Due to VCV being triphonic, you record "strings" of syllables―this is done to get triphonic combinations for each syllable, meaning that there are seven different versions of one syllable, each containing a blank space or a vowel (a i u e o or n) in front of it. This is what makes VCV smooth and realistic, and why it takes longer to record than other methods. However, VCV is still very easy to record, and doesn't take much time at all once used to it.

example: かかきかく ( ka ka ki ka ku )

In this example, we can see the that multiple syllables are recorded, and because VCV is triphonic, this sample would only be used for certain instances of these syllables. This recording would make up the [- か][a か][a き][i か][a く] sounds in a voicebank.

This example is also considered to be "5 mora", as it is comprised of five syllables. While most VCV voicebanks are either 5 or 7 mora, you can find voicebanks recorded in practically any number of mora.

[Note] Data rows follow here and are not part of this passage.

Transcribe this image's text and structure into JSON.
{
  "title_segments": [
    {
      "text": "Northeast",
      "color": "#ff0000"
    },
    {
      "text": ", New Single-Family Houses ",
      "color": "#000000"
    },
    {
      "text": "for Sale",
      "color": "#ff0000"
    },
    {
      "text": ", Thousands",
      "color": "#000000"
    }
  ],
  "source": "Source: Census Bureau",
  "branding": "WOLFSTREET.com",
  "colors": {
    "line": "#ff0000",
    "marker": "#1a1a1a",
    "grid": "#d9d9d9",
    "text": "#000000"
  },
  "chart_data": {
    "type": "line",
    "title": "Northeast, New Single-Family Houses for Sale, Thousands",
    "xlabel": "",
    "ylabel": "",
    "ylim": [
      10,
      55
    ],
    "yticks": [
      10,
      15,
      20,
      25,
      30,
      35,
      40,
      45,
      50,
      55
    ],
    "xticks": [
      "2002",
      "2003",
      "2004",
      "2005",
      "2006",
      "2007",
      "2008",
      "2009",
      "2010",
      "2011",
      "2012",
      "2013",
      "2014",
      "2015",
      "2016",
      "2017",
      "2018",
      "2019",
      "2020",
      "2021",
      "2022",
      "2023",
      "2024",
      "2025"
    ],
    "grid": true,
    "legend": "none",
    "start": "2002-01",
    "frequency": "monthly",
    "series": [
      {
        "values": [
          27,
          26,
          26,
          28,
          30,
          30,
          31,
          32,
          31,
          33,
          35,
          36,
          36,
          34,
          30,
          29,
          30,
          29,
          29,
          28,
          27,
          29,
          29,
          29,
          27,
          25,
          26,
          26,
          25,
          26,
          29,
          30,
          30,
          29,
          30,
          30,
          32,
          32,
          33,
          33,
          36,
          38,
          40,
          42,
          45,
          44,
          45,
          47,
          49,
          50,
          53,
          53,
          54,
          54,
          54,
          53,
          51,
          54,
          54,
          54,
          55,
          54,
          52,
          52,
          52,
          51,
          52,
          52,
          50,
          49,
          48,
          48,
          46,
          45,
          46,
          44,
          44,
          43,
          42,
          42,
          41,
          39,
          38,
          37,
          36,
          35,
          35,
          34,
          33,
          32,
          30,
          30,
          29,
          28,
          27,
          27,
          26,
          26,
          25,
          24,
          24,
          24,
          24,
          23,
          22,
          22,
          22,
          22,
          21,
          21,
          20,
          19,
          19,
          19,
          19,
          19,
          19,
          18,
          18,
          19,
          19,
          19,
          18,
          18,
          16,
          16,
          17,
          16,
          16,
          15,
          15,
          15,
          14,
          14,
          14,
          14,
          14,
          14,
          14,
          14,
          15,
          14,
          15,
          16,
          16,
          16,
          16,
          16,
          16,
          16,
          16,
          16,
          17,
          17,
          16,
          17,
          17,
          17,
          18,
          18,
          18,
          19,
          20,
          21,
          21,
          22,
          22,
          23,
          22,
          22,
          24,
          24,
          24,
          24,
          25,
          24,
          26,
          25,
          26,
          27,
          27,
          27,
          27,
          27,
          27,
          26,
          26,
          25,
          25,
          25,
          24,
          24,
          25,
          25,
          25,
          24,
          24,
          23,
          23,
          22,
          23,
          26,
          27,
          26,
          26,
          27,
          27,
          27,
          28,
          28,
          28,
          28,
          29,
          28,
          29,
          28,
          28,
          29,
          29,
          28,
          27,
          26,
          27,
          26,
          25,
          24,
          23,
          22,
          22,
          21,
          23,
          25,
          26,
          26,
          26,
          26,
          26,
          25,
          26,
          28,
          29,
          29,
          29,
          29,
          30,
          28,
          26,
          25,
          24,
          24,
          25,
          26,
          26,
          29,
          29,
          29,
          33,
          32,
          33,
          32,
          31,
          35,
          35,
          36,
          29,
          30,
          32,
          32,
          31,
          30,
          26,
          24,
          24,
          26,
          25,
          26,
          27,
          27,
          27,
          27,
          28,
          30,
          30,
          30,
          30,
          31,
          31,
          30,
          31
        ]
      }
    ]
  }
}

OTO'ing VCV is remarkably simple once you have figured out what values to use―it's literally drag and drop after that point. Values, meaning msec numbers for the Consonant, Cutoff, Preutterance, and Overlap. The below settings are an example of values that can be used. These values can also be determined by tempo to better fit the UTAU's samples, for ease of oto'ing as well. (see: Setparam).

Listed below is are examples of how to OTO VCV, but please refer to the OTO'ing page if you would like more information.

Starting sound (labeled as "- sound" or "sound); Consonant goes after the consonant, and Overlap is placed on the silence or breath.

Strung sound (labeled "vowel sound diphone/consonant vowel sound"); Consonant goes after the consonant, and Overlap is placed towards the end of the vowel on the previous note. This is mainly what VCV voicebanks are comprised of.

Ending sound (labeled "vowel R" "vowel ・" "vowel_hh" etc.); Usually an ending vowel followed by either blank space or air. These are extras, but are widely used and included in VCV―well actually all types of voicebanks; adding more depth and realism to the singing.